The idea of "perpetual motion" as an exceptional and unattainable condition is medieval, and relies on the notion that motion requires an energy input to be sustained.
That's a local truth. If you live at the bottom of a gravity well, with an atmosphere, and you are so completely under the influence of those things at all times that you don't even notice them, then such "laws of nature" as 'perpetual motion without an external force is impossible', or 'nature abhors a vacuum', are easy to demonstrate.
When you realise that the vast majority of everything IS vacuum, your perspective needs to change, or your ideas will become obsolete.
A spinning object in isolation will spin forever.
A planet is not entirely isolated, of course. Tidal effects from the Sun, Moon, and other planets and even distant stars and galaxies, all act to modify the rotation of the Earth. But the distances are large, gravity is weak, and the influence is inversely proportional to the square of the distance, so it will take a LONG time for any effects to become significant.
The tides slow the rotation of the Earth. Tne Moon is the largest tidal influence, because although it's small, it's very, very close by (in cosmic terms), at only half a million miles. The Sun is also a noticable influence; it's far away, but it's very large. No other object has an effect we can easily measure, or can detect without highly specialist equipment, over short timescales (and by 'short' I mean 'less than the time that human record keeping has existed').
So yes, in a sense, the spinning of an isolated neutron star is "perpetual motion", in that the motion will continue indefinitely.
But in the sense that the complete phrase "perpetual motion" implies an unknown and supernatural influence to counter the supposed natural tendency for all motion to stop, which is how the phrase is most commonly used in philosophy, it is an erroneous concept, based on the medieval mistake of ascribing local, (earthbound) conditions and observations to the universe as a whole.
Medieval observers saw the Moon and the Sun revolving around the world, and couldn't understand why they didn't slow down like everything else. Worse still, the planets occasionally did slow down, but then speeded up again! Trying to explain this led to all kinds of weird and arbitrary hypotheses (google "epicycles" if you want to know more about the knots these guys tied themselves in, trying to explain what they could see).
Three simple (but not at all obvious) ideas did away with the philosophical need for supernatural "perpetual motion"; The hypothesis that the universe is mostly vacuum; The hypothesis that the Earth is itself in motion, and not the fixed centre of the universe; And the hypothesis that an object in motion will continue in motion unless acted upon by a force.
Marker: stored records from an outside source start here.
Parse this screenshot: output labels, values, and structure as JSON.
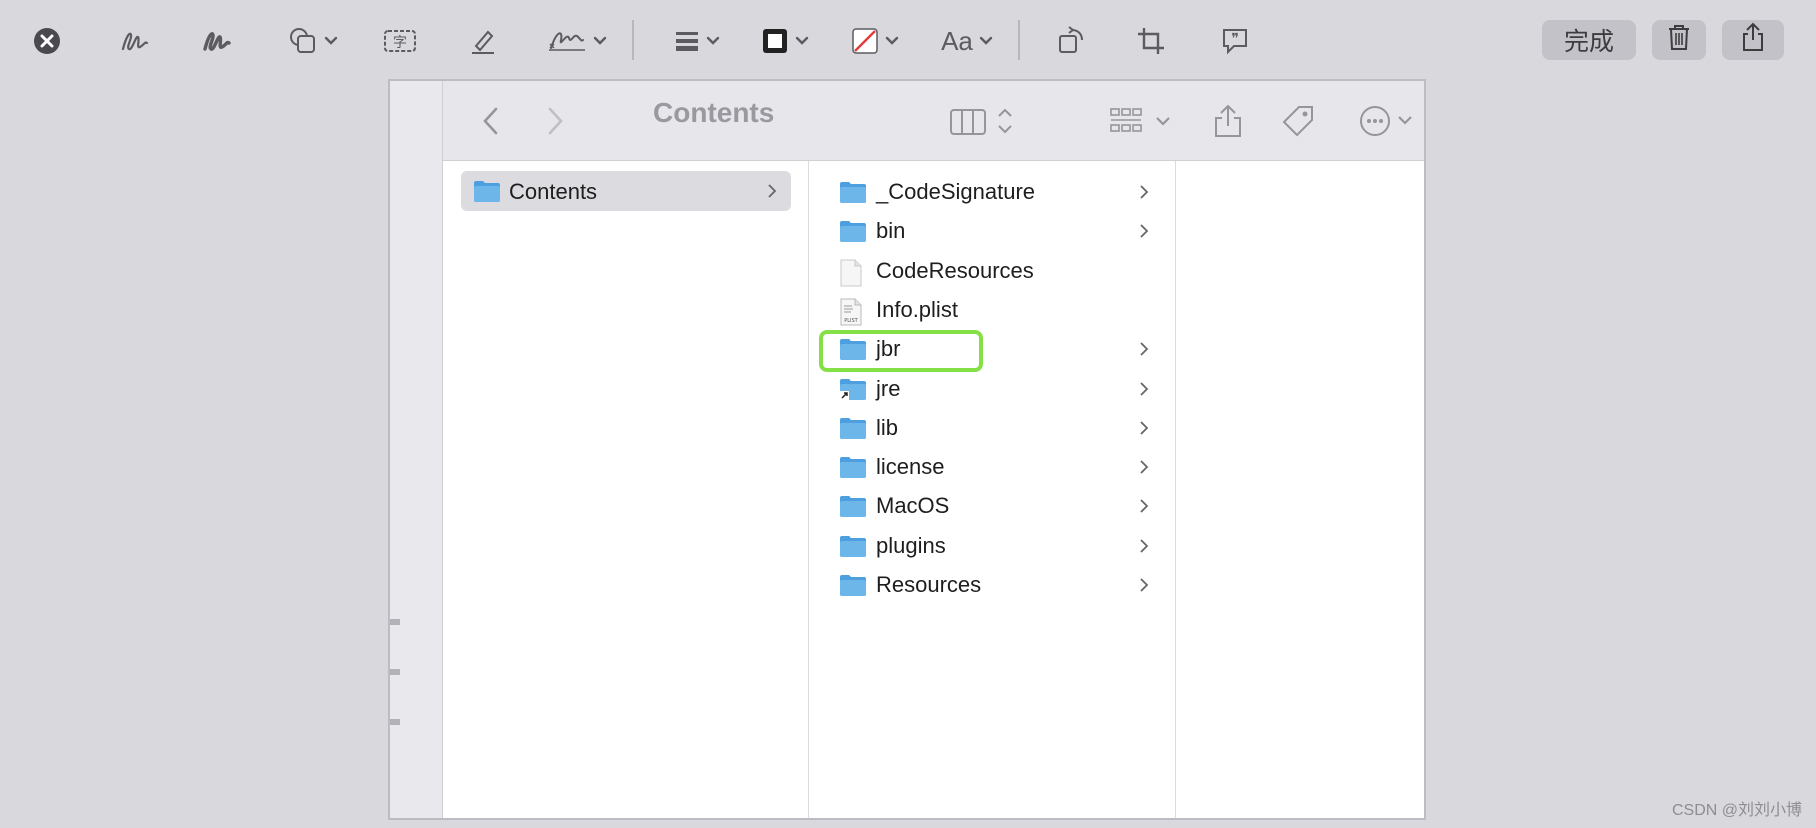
{
  "toolbar": {
    "tools": [
      {
        "icon": "close-circle-icon"
      },
      {
        "icon": "sketch-icon"
      },
      {
        "icon": "draw-icon"
      },
      {
        "icon": "shapes-icon"
      },
      {
        "icon": "text-box-icon",
        "glyph": "字"
      },
      {
        "icon": "highlight-pen-icon"
      },
      {
        "icon": "signature-icon"
      },
      {
        "icon": "line-style-icon"
      },
      {
        "icon": "border-color-icon"
      },
      {
        "icon": "fill-color-icon"
      },
      {
        "icon": "font-icon",
        "label": "Aa"
      },
      {
        "icon": "rotate-icon"
      },
      {
        "icon": "crop-icon"
      },
      {
        "icon": "description-icon"
      }
    ],
    "done_label": "完成",
    "delete_icon": "trash-icon",
    "share_icon": "share-icon"
  },
  "finder": {
    "title": "Contents",
    "left_column": [
      {
        "name": "Contents",
        "kind": "folder",
        "selected": true
      }
    ],
    "middle_column": [
      {
        "name": "_CodeSignature",
        "kind": "folder"
      },
      {
        "name": "bin",
        "kind": "folder"
      },
      {
        "name": "CodeResources",
        "kind": "file"
      },
      {
        "name": "Info.plist",
        "kind": "plist"
      },
      {
        "name": "jbr",
        "kind": "folder",
        "highlighted": true
      },
      {
        "name": "jre",
        "kind": "alias-folder"
      },
      {
        "name": "lib",
        "kind": "folder"
      },
      {
        "name": "license",
        "kind": "folder"
      },
      {
        "name": "MacOS",
        "kind": "folder"
      },
      {
        "name": "plugins",
        "kind": "folder"
      },
      {
        "name": "Resources",
        "kind": "folder"
      }
    ]
  },
  "colors": {
    "highlight": "#84e044",
    "folder": "#6cb6ea",
    "background": "#d9d8dd"
  },
  "watermark": "CSDN @刘刘小博"
}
As all moving objects near the Earth's surface are acted upon by forces applied by the air or water through which they move, and as we cannot feel the motion of the Earth, these three ideas were very hard to accept, and very difficult to demonstrate. But we now know them all to be the case. And, impressively, the likes of Copernicus, Galileo, Newton, and Kepler were able to demonstrate them before we had even achieved flight, much less spaceflight. Now we can actually go and see for ourselves that space is mostly vacuum - but we knew it before we went, just because of a handful of really impressive thinkers who were able to interpret the very mixed signals we were getting from our observations, which were the result of our abnormal situation: On a planet with an atmosphere, in orbit around a star, and orbited by a large and nearby Moon.